1. The expression is already factored; the roots are read directly: \( x_1 = 0 \) and \( x_2 = 4 \).
2. Expanding gives \( x^2 - 4x \), so the leading coefficient \( a = 1 \gt 0 \) — parabola opens upward and is negative between the roots.
3. We need where the expression is strictly less than zero (\( \lt 0 \)), i.e., between the roots, not including them.
4. Check: \( x = 2 \) gives \( 2 \cdot (-2) = -4 \lt 0 \). Indeed negative.

Answer: \( 0 \lt x \lt 4 \)

Example 5: Inequality with No Linear Term

Problem: Solve the inequality: \( 2x^2 - 18 \geq 0 \)

Solution:

1. Factor out the common factor: \( 2(x^2 - 9) \geq 0 \), then divide by \( 2 \) (positive): \( x^2 - 9 \geq 0 \).
2. Factor as a difference of squares: \( (x - 3)(x + 3) \geq 0 \), so the roots are \( x_1 = -3 \) and \( x_2 = 3 \).
3. The leading coefficient is positive, so the parabola is positive outside the roots.
4. We need \( \geq 0 \), so the solution is outside the roots including the endpoints.
5. Check: \( x = 4 \) gives \( 2 \cdot 16 - 18 = 14 \geq 0 \). Indeed in the interval.

Answer: \( x \leq -3 \) or \( x \geq 3 \)

✗ Common mistake: Treating the inequality like an equation and stopping at the roots, giving an answer such as \( x = 2, x = 3 \) instead of an interval.

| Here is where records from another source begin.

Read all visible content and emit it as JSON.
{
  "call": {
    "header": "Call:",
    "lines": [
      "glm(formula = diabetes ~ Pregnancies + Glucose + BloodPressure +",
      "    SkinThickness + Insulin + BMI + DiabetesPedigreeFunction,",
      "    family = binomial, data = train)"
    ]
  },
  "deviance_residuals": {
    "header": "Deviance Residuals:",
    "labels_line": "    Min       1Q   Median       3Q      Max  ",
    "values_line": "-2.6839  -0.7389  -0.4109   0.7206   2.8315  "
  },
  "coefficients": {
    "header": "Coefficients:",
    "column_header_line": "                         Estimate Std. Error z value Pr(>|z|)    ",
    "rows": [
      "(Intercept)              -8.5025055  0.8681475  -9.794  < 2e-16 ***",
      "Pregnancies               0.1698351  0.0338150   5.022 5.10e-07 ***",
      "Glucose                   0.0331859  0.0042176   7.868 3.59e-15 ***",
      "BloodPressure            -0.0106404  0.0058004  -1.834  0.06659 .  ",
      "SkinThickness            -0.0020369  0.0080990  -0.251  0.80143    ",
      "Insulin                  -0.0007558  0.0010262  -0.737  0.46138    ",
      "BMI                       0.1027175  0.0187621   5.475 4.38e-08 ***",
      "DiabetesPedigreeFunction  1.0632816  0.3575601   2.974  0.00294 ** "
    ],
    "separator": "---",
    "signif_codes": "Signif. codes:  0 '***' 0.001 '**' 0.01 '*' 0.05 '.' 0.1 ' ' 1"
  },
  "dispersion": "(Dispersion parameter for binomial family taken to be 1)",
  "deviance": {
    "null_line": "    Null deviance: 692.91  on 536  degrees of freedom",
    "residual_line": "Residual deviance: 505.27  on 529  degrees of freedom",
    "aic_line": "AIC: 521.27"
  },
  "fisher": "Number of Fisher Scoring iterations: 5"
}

✓ The correct way: The roots are only the boundaries. The answer is an entire interval: determine where the expression is positive or negative using the parabola's direction, and write the appropriate interval.

✗ Common mistake: Ignoring a negative leading coefficient and treating the parabola as if it opens upward.

✓ The correct way: When the leading coefficient is negative the parabola opens downward, so it is positive between the roots and negative outside them — the opposite of the usual case. It helps to multiply by \( -1 \) and flip the sign to work with a positive leading coefficient.

✗ Common mistake: Including the roots in the solution for a strict sign (\( \gt , \lt \)), or excluding them for a non-strict sign (\( \geq, \leq \)).

✓ The correct way: The roots make the expression equal to zero. They are included only when the sign is \( \geq \) or \( \leq \) (filled dot), and excluded when the sign is \( \gt \) or \( \lt \) (open dot).

Key points for quadratic inequalities:

• Rearrange to zero, find the roots of \( ax^2 + bx + c = 0 \).
• Upward parabola (\( a \gt 0 \)): negative between the roots, positive outside them.
• Downward parabola (\( a \lt 0 \)): positive between the roots, negative outside them.
• Endpoints included only for \( \geq \) and \( \leq \) (filled dot); excluded for \( \gt \) and \( \lt \) (open dot).
• Quadratic formula: \( x_{1,2} = \frac{-b \pm \sqrt{b^2 - 4ac}}{2a} \).